- George Robey and Horace Hodges in the film
- Directed by: John Baxter
- Written by: Gerald Elliott George Foster (play) Con West
- Produced by: John Barter
- Starring: George Robey Horace Hodges Eve Lister
- Cinematography: Ernest Palmer
- Music by: Kennedy Russell
- Production companies: Baxter and Barter Productions
- Distributed by: Universal Pictures
- Release date: 13 April 1936;
- Running time: 70 minutes
- Country: United Kingdom
- Language: English

= Birds of a Feather (1936 film) =

1936 British film by John Baxter

Birds of a Feather is a 1936 British comedy film directed by John Baxter and starring George Robey, Horace Hodges and Eve Lister. It was written by Gerald Elliott and Con West based on the 1933 play A Rift in the Loot by George Foster, and was made at Shepperton Studios as a quota quickie.

==Synopsis==
Henry Wortle, a sausage-making tycoon with social ambitions, rents a castle from Lord Cheverton, an impoverished aristocrat, having heard of a legend of hidden treasure.

==Cast==
- George Robey as Henry Wortle
- Horace Hodges as Lord Cheverton
- Eve Lister as Lady Susan
- Jack Melford as Rudolph
- Veronica Brady as Mrs. Wortle
- Julian Royce as Warrington
- C. Denier Warren as Taylor
- Diana Beaumont as May Wortle
- Ian Wilson as Peter
- Fred Hearne as Herbert
- Billy Percy as Horace
- Sebastian Shaw as Jack Wortle
- Charles Mortimer as Sir Michael

== Reception ==
The Monthly Film Bulletin wrote: "George Robey, as the sausage-king, makes the most of his chances, and Eve Lister as the heroine is attractive. The direction and photography are adequate. There is nothing in the film to raise it above the average but George Robey's admirers will not be disappointed."

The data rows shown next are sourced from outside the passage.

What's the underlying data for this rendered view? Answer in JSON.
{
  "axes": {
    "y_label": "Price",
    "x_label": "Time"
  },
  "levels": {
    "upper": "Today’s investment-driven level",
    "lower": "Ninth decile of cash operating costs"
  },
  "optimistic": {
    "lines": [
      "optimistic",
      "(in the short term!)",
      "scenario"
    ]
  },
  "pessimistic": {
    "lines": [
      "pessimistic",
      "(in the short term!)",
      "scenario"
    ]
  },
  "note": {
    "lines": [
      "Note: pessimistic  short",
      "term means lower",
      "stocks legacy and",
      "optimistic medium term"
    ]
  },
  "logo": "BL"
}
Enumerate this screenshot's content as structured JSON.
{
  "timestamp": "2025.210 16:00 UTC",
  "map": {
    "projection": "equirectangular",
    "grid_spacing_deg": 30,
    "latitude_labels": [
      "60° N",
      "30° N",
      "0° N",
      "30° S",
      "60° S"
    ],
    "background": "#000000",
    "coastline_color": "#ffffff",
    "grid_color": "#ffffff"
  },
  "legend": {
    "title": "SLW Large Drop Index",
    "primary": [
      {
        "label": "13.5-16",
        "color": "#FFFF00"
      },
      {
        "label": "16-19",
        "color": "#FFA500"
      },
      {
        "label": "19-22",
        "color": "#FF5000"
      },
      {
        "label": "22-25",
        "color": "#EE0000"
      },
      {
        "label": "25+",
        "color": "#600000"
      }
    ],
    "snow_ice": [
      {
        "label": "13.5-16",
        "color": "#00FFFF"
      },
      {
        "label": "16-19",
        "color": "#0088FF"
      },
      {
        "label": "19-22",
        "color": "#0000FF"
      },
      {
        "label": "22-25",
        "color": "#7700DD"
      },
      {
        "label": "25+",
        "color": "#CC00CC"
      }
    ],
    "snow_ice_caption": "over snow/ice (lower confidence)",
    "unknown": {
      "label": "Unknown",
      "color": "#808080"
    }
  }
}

The Daily Film Renter wrote: "Robey is, of course, the picture's strongest entertainment asset, his well-known comedy antics finding an excellent outlet in the role of the ebullient Wortle. The fun-maker is a sheer joy to watch, particularly in close-ups, which allow his inimitable facial expressions to be enjoyed to the full. Seldom absent from the screen, he keeps the fun gomg strong throughout."

Kine Weekly wrote: "Admirable restraint has been exercised, lifting the production well out of the slapstick class and avoiding the hilarious, except in one sequence, in which crooks and police fight in the vault in almost total darkness. Skilful characterisation successfully carries almost the whole burden of the film."

Picture Show wrote: "George Robey has an ideal part of which he takes full advantage; his performance is excellent, Horace Hodges as the broken earl and Eve Lister as his daughter are good. Veronica Brady as the millionaire's wife has been well cast, Julian Royce is noteworthy as the comedy butier. ... Excellent comedy entertainment."

Variety wrote: "George Robey is, as always, Robey. He still laughs at his own efforts to generate humor and, despite 'keeping the party clean,' he utters one tag for the finish that contains a word not regarded here as fit for decent society. True the word is slurred over, but there can be no mistaking the intent. He plays the role of the vulgarian sausage manufacturer, and looks it."